I agree that most people see a few racial top level categories. I don't agree that racism doens't exist between those categories. If you try to do that you dismiss the idea, for example, that Arabs could be anti-Jewish or that Jews could be anti-Arab at a racial level since they are the same "race" both top level and sub level group. Yet clearly, the world sees them as racially different.
The world has always seen Europe alone as having about seven major races... Celtic, German, Slavic, Hellenic, Latin, Iberian, and Magyar plus the tiny race that is in Finland, Estonia and the Basque country.
When we were kids the world was like "four major races". But who is in which one keeps changing and everyone has different opinions. But essentially everyone considered like Irish and Polish to be two different races (and they are in every meaningful way) and groups that have recently all been labeled as white have had millennia of racism between them.

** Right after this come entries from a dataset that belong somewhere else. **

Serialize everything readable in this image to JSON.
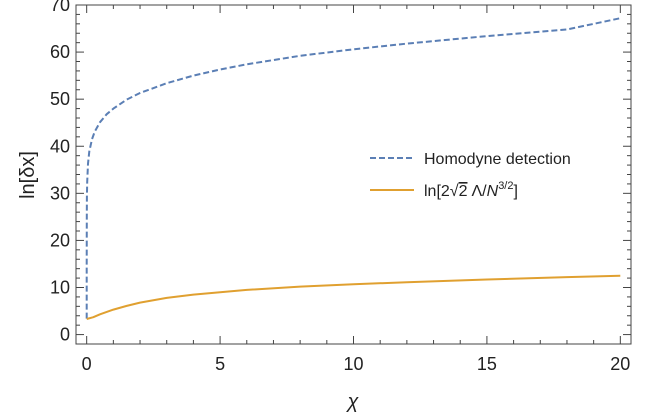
{
  "chart_data": {
    "type": "line",
    "title": "",
    "xlabel": "χ",
    "ylabel": "ln[δx]",
    "xlim": [
      -0.4,
      20.4
    ],
    "ylim": [
      -2,
      70
    ],
    "xticks": [
      0,
      5,
      10,
      15,
      20
    ],
    "yticks": [
      0,
      10,
      20,
      30,
      40,
      50,
      60,
      70
    ],
    "grid": false,
    "legend_position": "middle-right",
    "series": [
      {
        "name": "Homodyne detection",
        "color": "#5b7fb5",
        "dash": "dashed",
        "x": [
          0,
          0.001,
          0.005,
          0.01,
          0.02,
          0.05,
          0.1,
          0.2,
          0.3,
          0.5,
          0.75,
          1,
          1.5,
          2,
          3,
          4,
          5,
          6,
          8,
          10,
          12,
          15,
          18,
          20
        ],
        "y": [
          3.4,
          14.5,
          25,
          29.2,
          32.4,
          36.3,
          38.9,
          41.5,
          43.1,
          45.1,
          46.8,
          48,
          49.9,
          51.3,
          53.4,
          55,
          56.3,
          57.4,
          59.2,
          60.6,
          61.8,
          63.4,
          64.8,
          67.2
        ]
      },
      {
        "name": "ln[2√2 Λ/N^{3/2}]",
        "color": "#e0a030",
        "dash": "solid",
        "x": [
          0,
          0.25,
          0.5,
          1,
          1.5,
          2,
          3,
          4,
          5,
          6,
          8,
          10,
          12,
          15,
          18,
          20
        ],
        "y": [
          3.3,
          3.7,
          4.3,
          5.3,
          6.1,
          6.8,
          7.8,
          8.5,
          9.0,
          9.5,
          10.2,
          10.7,
          11.1,
          11.7,
          12.2,
          12.5
        ]
      }
    ]
  },
  "legend": {
    "item1": "Homodyne detection",
    "item2": {
      "prefix": "ln[2",
      "radical": "√",
      "radicand": "2",
      "lambda": "Λ",
      "slash": "/",
      "n": "N",
      "exp": "3/2",
      "suffix": "]"
    }
  },
  "axes_text": {
    "xlabel": "χ",
    "ylabel": "ln[δx]"
  }
}
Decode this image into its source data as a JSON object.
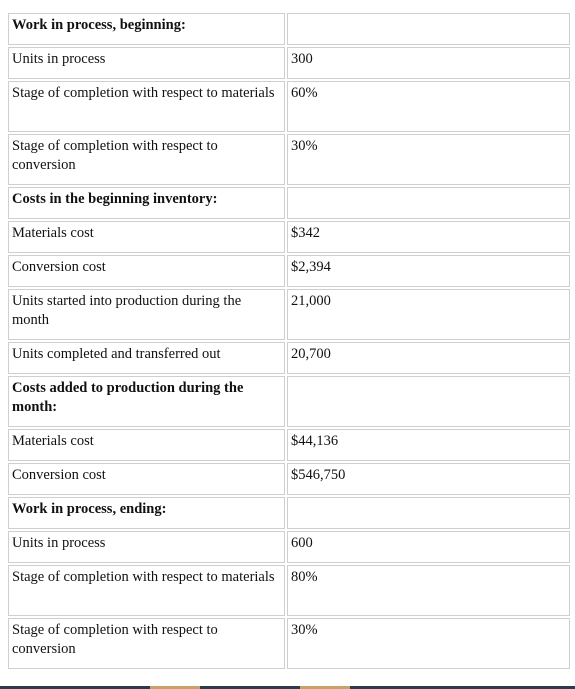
{
  "rows": [
    {
      "label": "Work in process, beginning:",
      "value": "",
      "bold": true
    },
    {
      "label": "Units in process",
      "value": "300",
      "bold": false
    },
    {
      "label": "Stage of completion with respect to materials",
      "value": "60%",
      "bold": false
    },
    {
      "label": "Stage of completion with respect to conversion",
      "value": "30%",
      "bold": false
    },
    {
      "label": "Costs in the beginning inventory:",
      "value": "",
      "bold": true
    },
    {
      "label": "Materials cost",
      "value": "$342",
      "bold": false
    },
    {
      "label": "Conversion cost",
      "value": "$2,394",
      "bold": false
    },
    {
      "label": "Units started into production during the month",
      "value": "21,000",
      "bold": false
    },
    {
      "label": "Units completed and transferred out",
      "value": "20,700",
      "bold": false
    },
    {
      "label": "Costs added to production during the month:",
      "value": "",
      "bold": true
    },
    {
      "label": "Materials cost",
      "value": "$44,136",
      "bold": false
    },
    {
      "label": "Conversion cost",
      "value": "$546,750",
      "bold": false
    },
    {
      "label": "Work in process, ending:",
      "value": "",
      "bold": true
    },
    {
      "label": "Units in process",
      "value": "600",
      "bold": false
    },
    {
      "label": "Stage of completion with respect to materials",
      "value": "80%",
      "bold": false
    },
    {
      "label": "Stage of completion with respect to conversion",
      "value": "30%",
      "bold": false
    }
  ]
}
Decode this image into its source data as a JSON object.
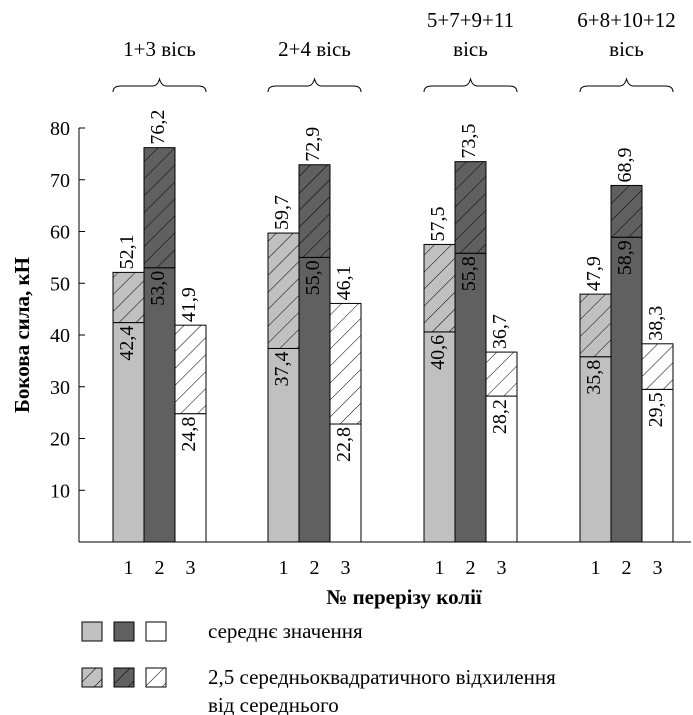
{
  "chart_data": {
    "type": "bar",
    "ylabel": "Бокова сила, кН",
    "xlabel": "№ перерізу колії",
    "ylim": [
      0,
      80
    ],
    "yticks": [
      10,
      20,
      30,
      40,
      50,
      60,
      70,
      80
    ],
    "groups": [
      {
        "title_lines": [
          "1+3 вісь"
        ],
        "bars": [
          {
            "section": "1",
            "mean": 42.4,
            "total": 52.1,
            "mean_label": "42,4",
            "total_label": "52,1"
          },
          {
            "section": "2",
            "mean": 53.0,
            "total": 76.2,
            "mean_label": "53,0",
            "total_label": "76,2"
          },
          {
            "section": "3",
            "mean": 24.8,
            "total": 41.9,
            "mean_label": "24,8",
            "total_label": "41,9"
          }
        ]
      },
      {
        "title_lines": [
          "2+4 вісь"
        ],
        "bars": [
          {
            "section": "1",
            "mean": 37.4,
            "total": 59.7,
            "mean_label": "37,4",
            "total_label": "59,7"
          },
          {
            "section": "2",
            "mean": 55.0,
            "total": 72.9,
            "mean_label": "55,0",
            "total_label": "72,9"
          },
          {
            "section": "3",
            "mean": 22.8,
            "total": 46.1,
            "mean_label": "22,8",
            "total_label": "46,1"
          }
        ]
      },
      {
        "title_lines": [
          "5+7+9+11",
          "вісь"
        ],
        "bars": [
          {
            "section": "1",
            "mean": 40.6,
            "total": 57.5,
            "mean_label": "40,6",
            "total_label": "57,5"
          },
          {
            "section": "2",
            "mean": 55.8,
            "total": 73.5,
            "mean_label": "55,8",
            "total_label": "73,5"
          },
          {
            "section": "3",
            "mean": 28.2,
            "total": 36.7,
            "mean_label": "28,2",
            "total_label": "36,7"
          }
        ]
      },
      {
        "title_lines": [
          "6+8+10+12",
          "вісь"
        ],
        "bars": [
          {
            "section": "1",
            "mean": 35.8,
            "total": 47.9,
            "mean_label": "35,8",
            "total_label": "47,9"
          },
          {
            "section": "2",
            "mean": 58.9,
            "total": 68.9,
            "mean_label": "58,9",
            "total_label": "68,9"
          },
          {
            "section": "3",
            "mean": 29.5,
            "total": 38.3,
            "mean_label": "29,5",
            "total_label": "38,3"
          }
        ]
      }
    ],
    "colors": {
      "section_1": "#c0c0c0",
      "section_2": "#606060",
      "section_3": "#ffffff",
      "outline": "#000000"
    },
    "legend": [
      {
        "label_lines": [
          "середнє значення"
        ],
        "style": "solid"
      },
      {
        "label_lines": [
          "2,5 середньоквадратичного відхилення",
          "від середнього"
        ],
        "style": "hatched"
      }
    ]
  }
}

You can't just wash away the responsibility that companies or people have for being racist by attempting to wipe away the human concepts of racism. You and I can have nice, logical discussions as to whether races are real, imaginary, useful, etc. BUt what matters for racism to exist is for people to perceive and detect a race to which they belong and races of other people. Race is a perception. So for most people, "other people" are another race even if they are genetically the same. Meaning, the average American knows no more about the average Canadian or the average Afghani or the average Somali and may easily equally see all as "not American" because they have racism from afar.